RUSSIA UNDER SANCTIONS: A VIEW FROM THE INSIDE by Dmitry Kuryshev, First Vice President/Global Trade Finance, Chief Representative - ABC International Bank Plc

After Ukrainian situation burst out in November 2013, nobody thought that might have such serious consequences for Ukraine, Russia and the EU. Economic sanctions introduced by a number of countries including the USA, the EU, Canada, Switzerland, Japan, Australia etc in summer 2014 limited international capital and debt raising opportunities for Russian banks and corporates, slightly affecting trade finance and even bank-to-bank transfers, especially those denominated in USD. Compliance is now the key word for each and every bank globally when it comes to anything related to Russia in their day-to-day business.

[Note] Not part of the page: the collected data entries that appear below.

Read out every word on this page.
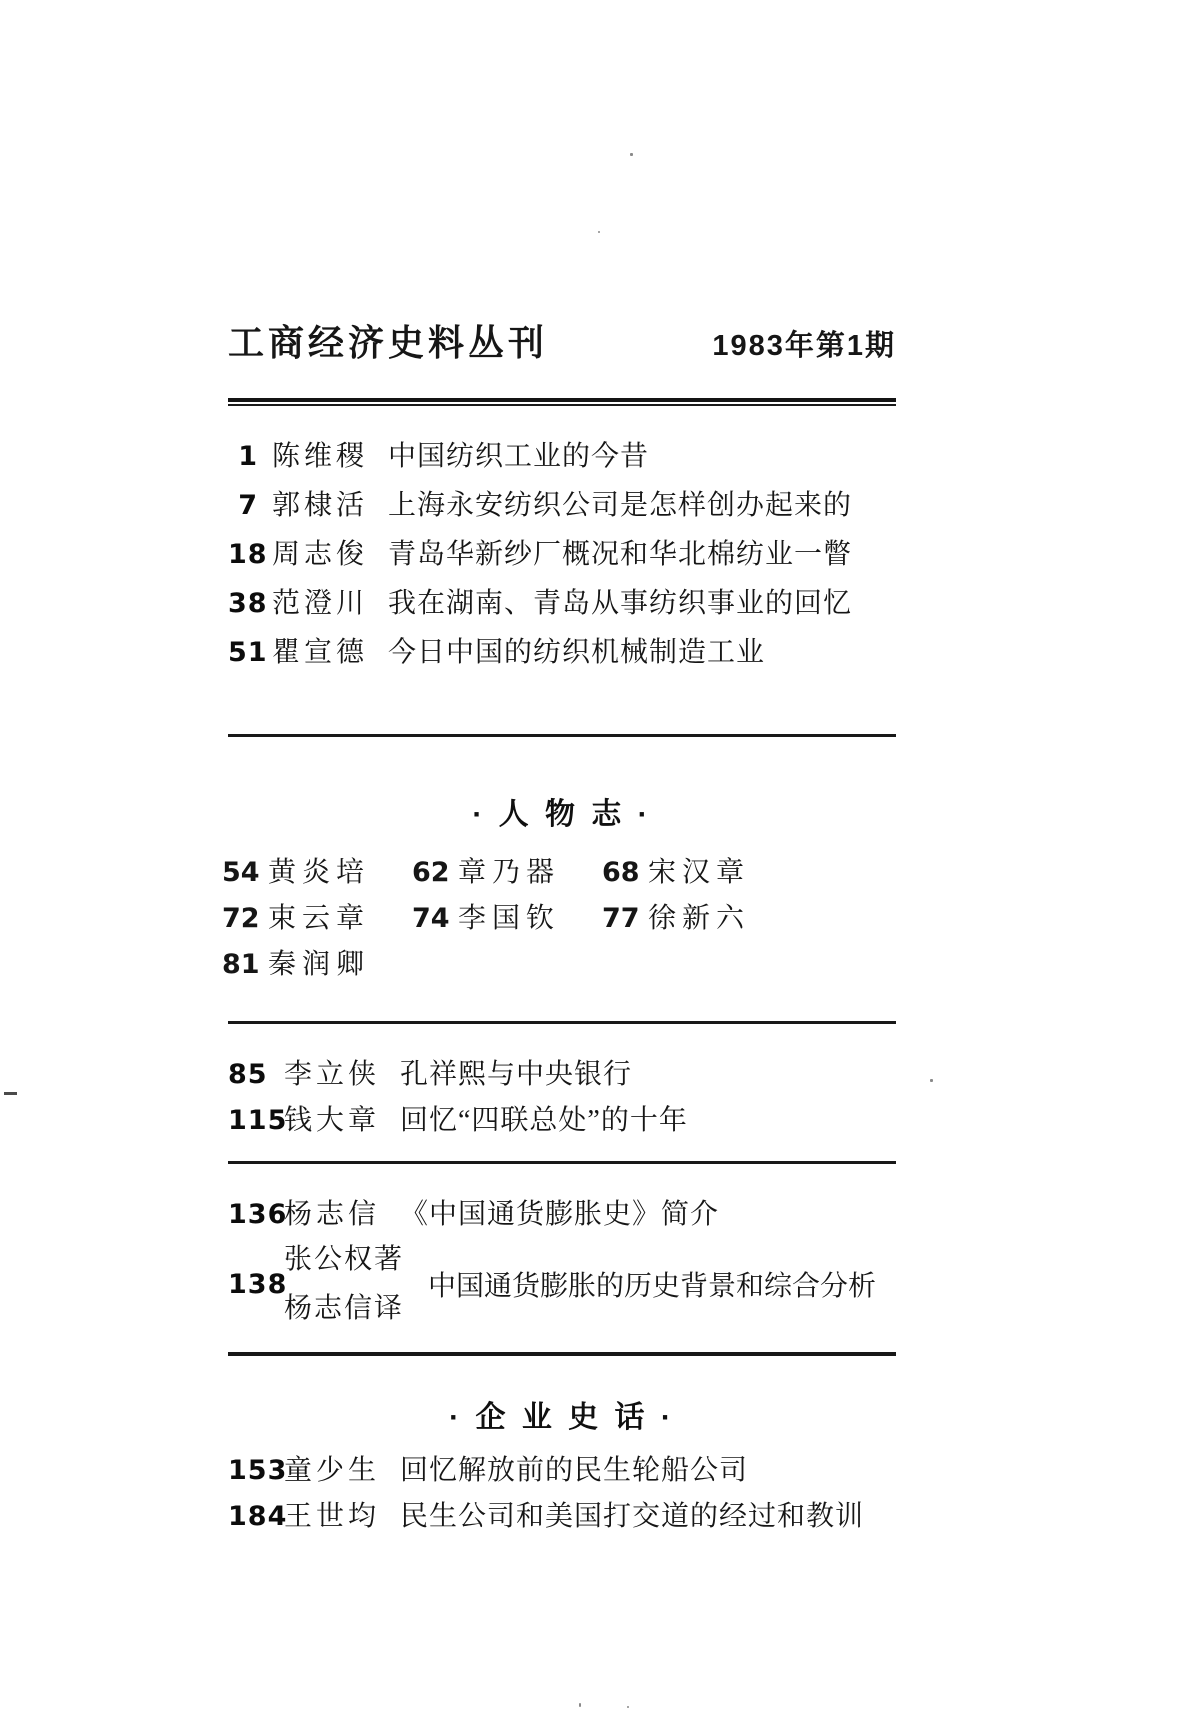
工商经济史料丛刊	1983年第1期
1 陈维稷 中国纺织工业的今昔
7 郭棣活 上海永安纺织公司是怎样创办起来的
18 周志俊 青岛华新纱厂概况和华北棉纺业一瞥
38 范澄川 我在湖南、青岛从事纺织事业的回忆
51 瞿宣德 今日中国的纺织机械制造工业
· 人 物 志 ·
54 黄炎培 62 章乃器 68 宋汉章
72 束云章 74 李国钦 77 徐新六
81 秦润卿
85 李立侠 孔祥熙与中央银行
115
钱大章 回忆“四联总处”的十年
136
杨志信 《中国通货膨胀史》简介
138
张公权著
杨志信译
中国通货膨胀的历史背景和综合分析
· 企 业 史 话 ·
153
童少生 回忆解放前的民生轮船公司
184
王世均 民生公司和美国打交道的经过和教训
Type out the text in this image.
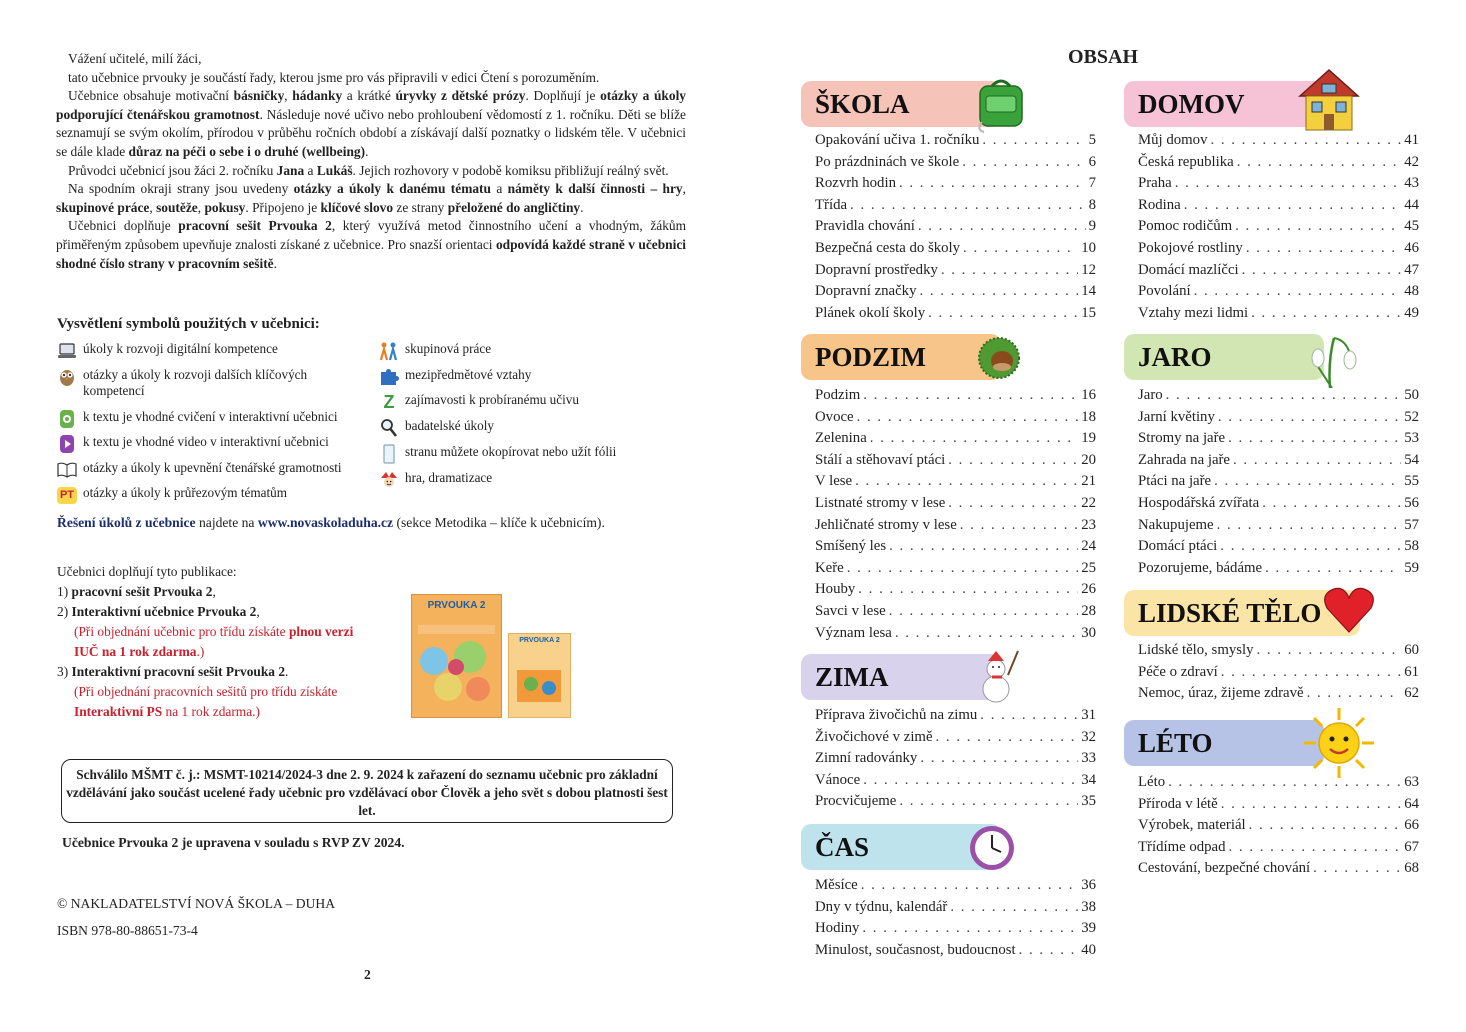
Vážení učitelé, milí žáci,

tato učebnice prvouky je součástí řady, kterou jsme pro vás připravili v edici Čtení s porozuměním.

Učebnice obsahuje motivační básničky, hádanky a krátké úryvky z dětské prózy. Doplňují je otázky a úkoly podporující čtenářskou gramotnost. Následuje nové učivo nebo prohloubení vědomostí z 1. ročníku. Děti se blíže seznamují se svým okolím, přírodou v průběhu ročních období a získávají další poznatky o lidském těle. V učebnici se dále klade důraz na péči o sebe i o druhé (wellbeing).

Průvodci učebnicí jsou žáci 2. ročníku Jana a Lukáš. Jejich rozhovory v podobě komiksu přibližují reálný svět.

Na spodním okraji strany jsou uvedeny otázky a úkoly k danému tématu a náměty k další činnosti – hry, skupinové práce, soutěže, pokusy. Připojeno je klíčové slovo ze strany přeložené do angličtiny.

Učebnici doplňuje pracovní sešit Prvouka 2, který využívá metod činnostního učení a vhodným, žákům přiměřeným způsobem upevňuje znalosti získané z učebnice. Pro snazší orientaci odpovídá každé straně v učebnici shodné číslo strany v pracovním sešitě.

Vysvětlení symbolů použitých v učebnici:
úkoly k rozvoji digitální kompetence
otázky a úkoly k rozvoji dalších klíčových kompetencí
k textu je vhodné cvičení v interaktivní učebnici
k textu je vhodné video v interaktivní učebnici
otázky a úkoly k upevnění čtenářské gramotnosti
PT otázky a úkoly k průřezovým tématům
skupinová práce
mezipředmětové vztahy
Z zajímavosti k probíranému učivu
badatelské úkoly
stranu můžete okopírovat nebo užít fólii
hra, dramatizace
Řešení úkolů z učebnice najdete na www.novaskoladuha.cz (sekce Metodika – klíče k učebnicím).
Učebnici doplňují tyto publikace:
1) pracovní sešit Prvouka 2,
2) Interaktivní učebnice Prvouka 2,
(Při objednání učebnic pro třídu získáte plnou verzi IUČ na 1 rok zdarma.)
3) Interaktivní pracovní sešit Prvouka 2.
(Při objednání pracovních sešitů pro třídu získáte Interaktivní PS na 1 rok zdarma.)
PRVOUKA 2
PRVOUKA 2
Schválilo MŠMT č. j.: MSMT-10214/2024-3 dne 2. 9. 2024 k zařazení do seznamu učebnic pro základní vzdělávání jako součást ucelené řady učebnic pro vzdělávací obor Člověk a jeho svět s dobou platnosti šest let.
Učebnice Prvouka 2 je upravena v souladu s RVP ZV 2024.
© NAKLADATELSTVÍ NOVÁ ŠKOLA – DUHA
ISBN 978-80-88651-73-4
2
OBSAH
ŠKOLA
Opakování učiva 1. ročníku . . .	5
Po prázdninách ve škole . . .	6
Rozvrh hodin . . .	7
Třída . . .	8
Pravidla chování . . .	9
Bezpečná cesta do školy . . .	10
Dopravní prostředky . . .	12
Dopravní značky . . .	14
Plánek okolí školy . . .	15
PODZIM
Podzim . . .	16
Ovoce . . .	18
Zelenina . . .	19
Stálí a stěhovaví ptáci . . .	20
V lese . . .	21
Listnaté stromy v lese . . .	22
Jehličnaté stromy v lese . . .	23
Smíšený les . . .	24
Keře . . .	25
Houby . . .	26
Savci v lese . . .	28
Význam lesa . . .	30
ZIMA
Příprava živočichů na zimu . . .	31
Živočichové v zimě . . .	32
Zimní radovánky . . .	33
Vánoce . . .	34
Procvičujeme . . .	35
ČAS
Měsíce . . .	36
Dny v týdnu, kalendář . . .	38
Hodiny . . .	39
Minulost, současnost, budoucnost . . .	40
DOMOV
Můj domov . . .	41
Česká republika . . .	42
Praha . . .	43
Rodina . . .	44
Pomoc rodičům . . .	45
Pokojové rostliny . . .	46
Domácí mazlíčci . . .	47
Povolání . . .	48
Vztahy mezi lidmi . . .	49
JARO
Jaro . . .	50
Jarní květiny . . .	52
Stromy na jaře . . .	53
Zahrada na jaře . . .	54
Ptáci na jaře . . .	55
Hospodářská zvířata . . .	56
Nakupujeme . . .	57
Domácí ptáci . . .	58
Pozorujeme, bádáme . . .	59
LIDSKÉ TĚLO
Lidské tělo, smysly . . .	60
Péče o zdraví . . .	61
Nemoc, úraz, žijeme zdravě . . .	62
LÉTO
Léto . . .	63
Příroda v létě . . .	64
Výrobek, materiál . . .	66
Třídíme odpad . . .	67
Cestování, bezpečné chování . . .	68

In addition to restrictions on new Russian debt and equity, S&P and Fitch downgraded Russian sovereign ratings to below investment grade levels. On top of those factors, crude prices went down, decreasing inflows of hard currencies to the country.

The above weighed hard on Russian economy – 2014 GDP growth of 0.6% only, -2.5% in investments, inflation (CPI) went up to 11.4%, RUB depreciated almost 1.7 times to USD and EUR. Local interest rates hiked to 11-17% p.a., and those still capable of either borrowing abroad or doing trade finance noted increased rates and fees charged by their overseas counter-parties. Secondary market appetite for Russian risks dried out, and foreign lenders selectively stick to their customers’ business only most of times.

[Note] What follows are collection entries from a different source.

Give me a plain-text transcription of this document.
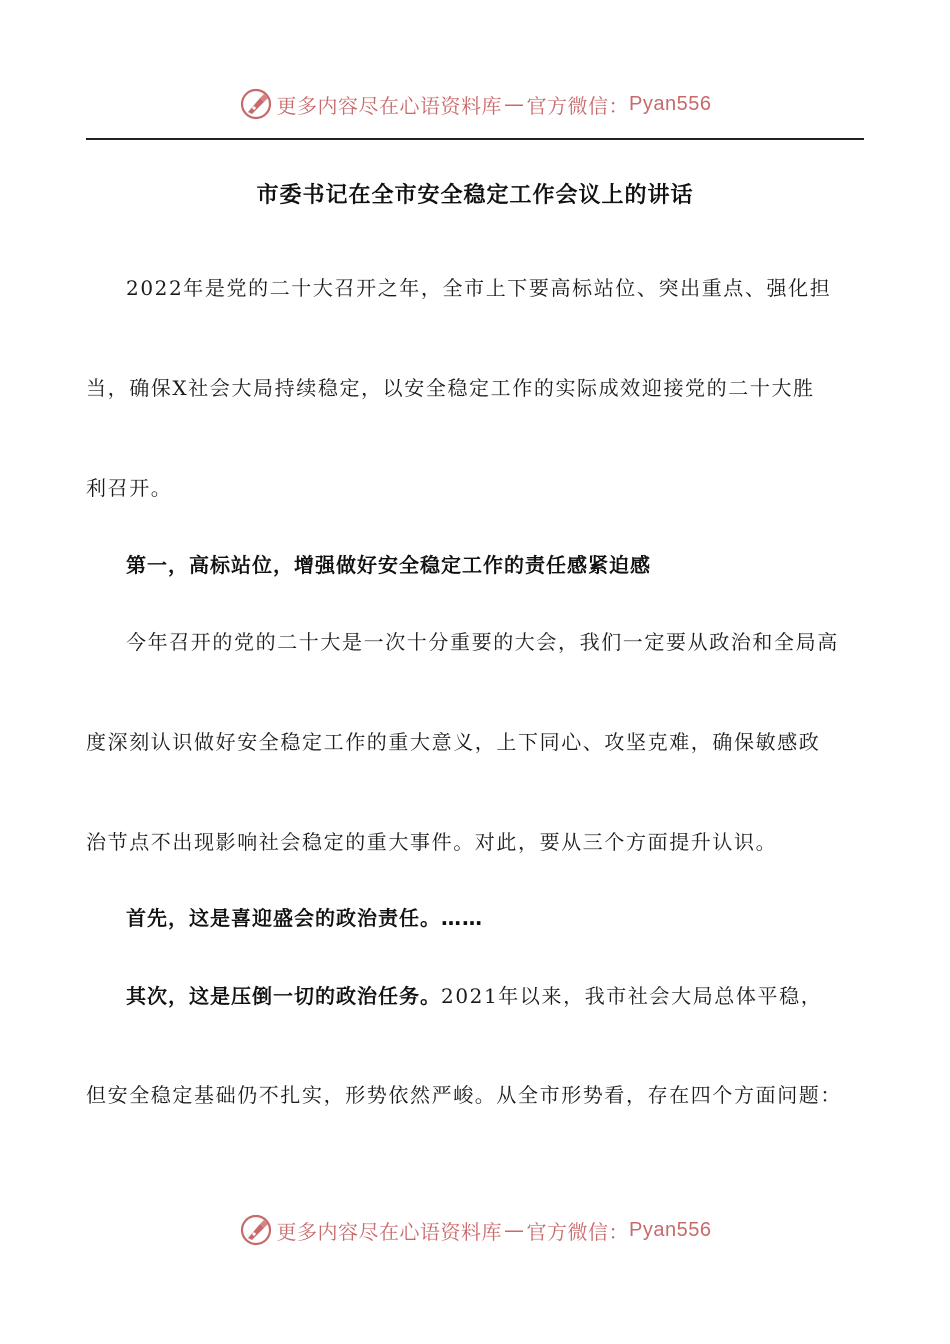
更多内容尽在心语资料库 — 官方微信： Pyan556
市委书记在全市安全稳定工作会议上的讲话
2022年是党的二十大召开之年，全市上下要高标站位、突出重点、强化担
当，确保X社会大局持续稳定，以安全稳定工作的实际成效迎接党的二十大胜
利召开。
第一，高标站位，增强做好安全稳定工作的责任感紧迫感
今年召开的党的二十大是一次十分重要的大会，我们一定要从政治和全局高
度深刻认识做好安全稳定工作的重大意义，上下同心、攻坚克难，确保敏感政
治节点不出现影响社会稳定的重大事件。对此，要从三个方面提升认识。
首先，这是喜迎盛会的政治责任。……
其次，这是压倒一切的政治任务。2021年以来，我市社会大局总体平稳，
但安全稳定基础仍不扎实，形势依然严峻。从全市形势看，存在四个方面问题：
更多内容尽在心语资料库 — 官方微信： Pyan556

But was that really all gloom-and-doom, and what happens to Russia now?

Russian borrowers are still fully and timely repaying their international debts, including any trade related obligations. New business is limited but is offered at more lucrative terms, and new structures are in place to adapt the business to be compliant to sanctions regimes (e.g., financing Russian corporates against bank guarantees instead of funding those banks directly). The government and the Central Bank have developed a crisis plan to support key local companies and financial institutions in case they face difficulties in repaying their international borrowings.

I believe all those troubles on Russian horizon are a headwind, but not yet a tornado. If someone still remembers 1998, the situation was almost the same then, with the exception of political tensions with the West, and afterwards the country pushed for development. It was widely argued that Russia missed a chance to diversify the economy from being heavily dependent on oil and gas exports – probably this time is another chance to do something about that. Depreciation of RUB makes Russian non-oil exports even more competitive and the lack of hard currency coming into the country as investments and debt makes the Russian government to promote non-oil exports even harder these days. Drop in imports may further ease up the pressure on Russian FX reserves and we saw almost 40% decline in imports to Russia during 2014. It should be also mentioned that EU sanctions do not restrict financing of exports of non-sanctioned goods from EU countries to Russia – therefore there are still a good number of opportunities for trade and export finance.